Aside from a three-year interlude, Nardelli worked for GE and its subsidiaries for the bulk of three decades. His greatest success came as head of GE Power Systems between 1995 and 1999, during which time he boosted profits by a billion dollars and made the subsidiary one of the company's most profitable divisions.
Though Nardelli's success and drive made him one of three internal candidates for CEO after Jack Welch stepped down, he was passed over for Jeffrey Immelt in 2000. Minutes later, according to FORTUNE, he received a call from Kenneth Langone, a GE board member and Home Depot director, who told Nardelli, "You probably could not feel worse right now, but you've just been hit in the ass with a golden horseshoe." He was installed as Home Depot's CEO shortly after.
His tenure at Home Depot was equal parts stormy and lucrative. While his annual compensation went as high as $38 million, the company's stock price languished and operations suffered. At a shareholder meeting in May, 2006, the board failed to show up, and Nardelli presided over a disastrous half-hour meeting during which he cut off frustrated questioners' microphones after one minute. On Jan. 2, 2007, he reached a deal to step down. When his resignation was announced, according to Business Week, some employees text-messaged each other with happy faces and exclamation points; others jubilantly high-fived.

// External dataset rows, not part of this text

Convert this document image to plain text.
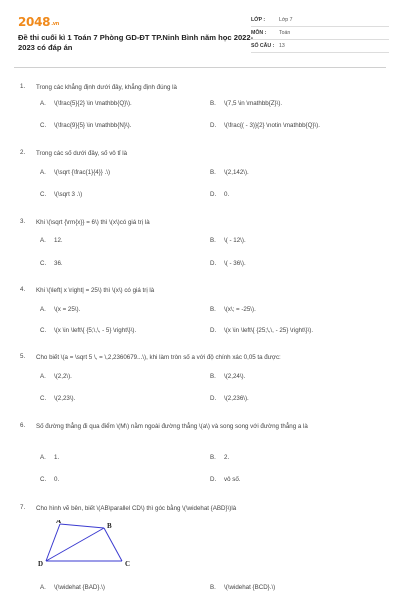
$2048^{.vn}$
Đề thi cuối kì 1 Toán 7 Phòng GD-ĐT TP.Ninh Bình năm học 2022-2023 có đáp án
LỚP :	Lớp 7
MÔN : Toán
SỐ CÂU : 13
1. Trong các khẳng định dưới đây, khẳng định đúng là
A. \(\frac{5}{2} \in \mathbb{Q}\).	B. \(7,5 \in \mathbb{Z}\).
C. \(\frac{9}{5} \in \mathbb{N}\).	D. \(\frac{( - 3)}{2} \notin \mathbb{Q}\).
2. Trong các số dưới đây, số vô tỉ là
A. \(\sqrt {\frac{1}{4}} .\)	B. \(2,142\).
C. \(\sqrt 3 .\)	D. 0.
3. Khi \(\sqrt {\rm{x}} = 6\) thì \(x\)có giá trị là
A. 12.	B. \( - 12\).
C. 36.	D. \( - 36\).
4. Khi \(\left| x \right| = 25\) thì \(x\) có giá trị là
A. \(x = 25\).	B. \(x\; = -25\).
C. \(x \in \left\{ {5;\,\, - 5} \right\}\).	D. \(x \in \left\{ {25;\,\, - 25} \right\}\).
5. Cho biết \(a = \sqrt 5 \, = \,2,2360679...\), khi làm tròn số a với độ chính xác 0,05 ta được:
A. \(2,2\).	B. \(2,24\).
C. \(2,23\).	D. \(2,236\).
6. Số đường thẳng đi qua điểm \(M\) nằm ngoài đường thẳng \(a\) và song song với đường thẳng a là
A. 1.	B. 2.
C. 0.	D. vô số.
7. Cho hình vẽ bên, biết \(AB\parallel CD\) thì góc bằng \(\widehat {ABD}\)là
A. \(\widehat {BAD}.\)	B. \(\widehat {BCD}.\)
A
B
D	C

But it was Nardelli who got the last laugh, negotiating a severance package worth $210 million.
Named CEO of Chrysler in August, 2007 as Daimler, Chrysler's German parent company, sold the outfit to the private equity firm Cerberus.
Quotes from Nardelli:
"We believe this is the least costly alternative considering the depth of the economic crisis and the options we face."
(Testifying before the Senate, Dec. 3, 2008)
"There was always this rap against me being functionally proficient but not very strategic."
(FORTUNE, June 24, 2002)
"As a CEO, the toughest thing to change is what you may have put in place. So from one standpoint, I come with no emotional attachment. As a very caring person, I come with a lot of emotion for our employees. They're not numbers. They're human beings."
(Business Week, June 11, 2008)
Quotes about Nardelli:
"Though never a blazing intellect, he logged the longest hours, tackled the toughest turnarounds, and became 'the best operating executive I've ever seen,' says Jack Welch, his former boss.'"
(FORTUNE, June 24, 2002)
"Mr. Nardelli's compensation illustrates precisely what is so offensive about CEO pay: it's a rigged game. Heads I win, tails you lose."
(New York Times, May 27, 2006)
"[Before Nardelli], the approach culturally was, 'We're part of the troops like you guys and we're going into the battle with you.' But Nardelli does not look comfortable in that orange apron. His body language is more 'I am the general up on the hill with the binoculars; you guys go take on the enemy.'"
(Analyst Donald Trott, speaking to Chief Executive magazine in 2001)
"Chrysler is a bit of a mystery. CEO Robert Nardelli has been somewhat scant on details for new products other than announcing an electric-vehicle platform that has so far not impressed anybody."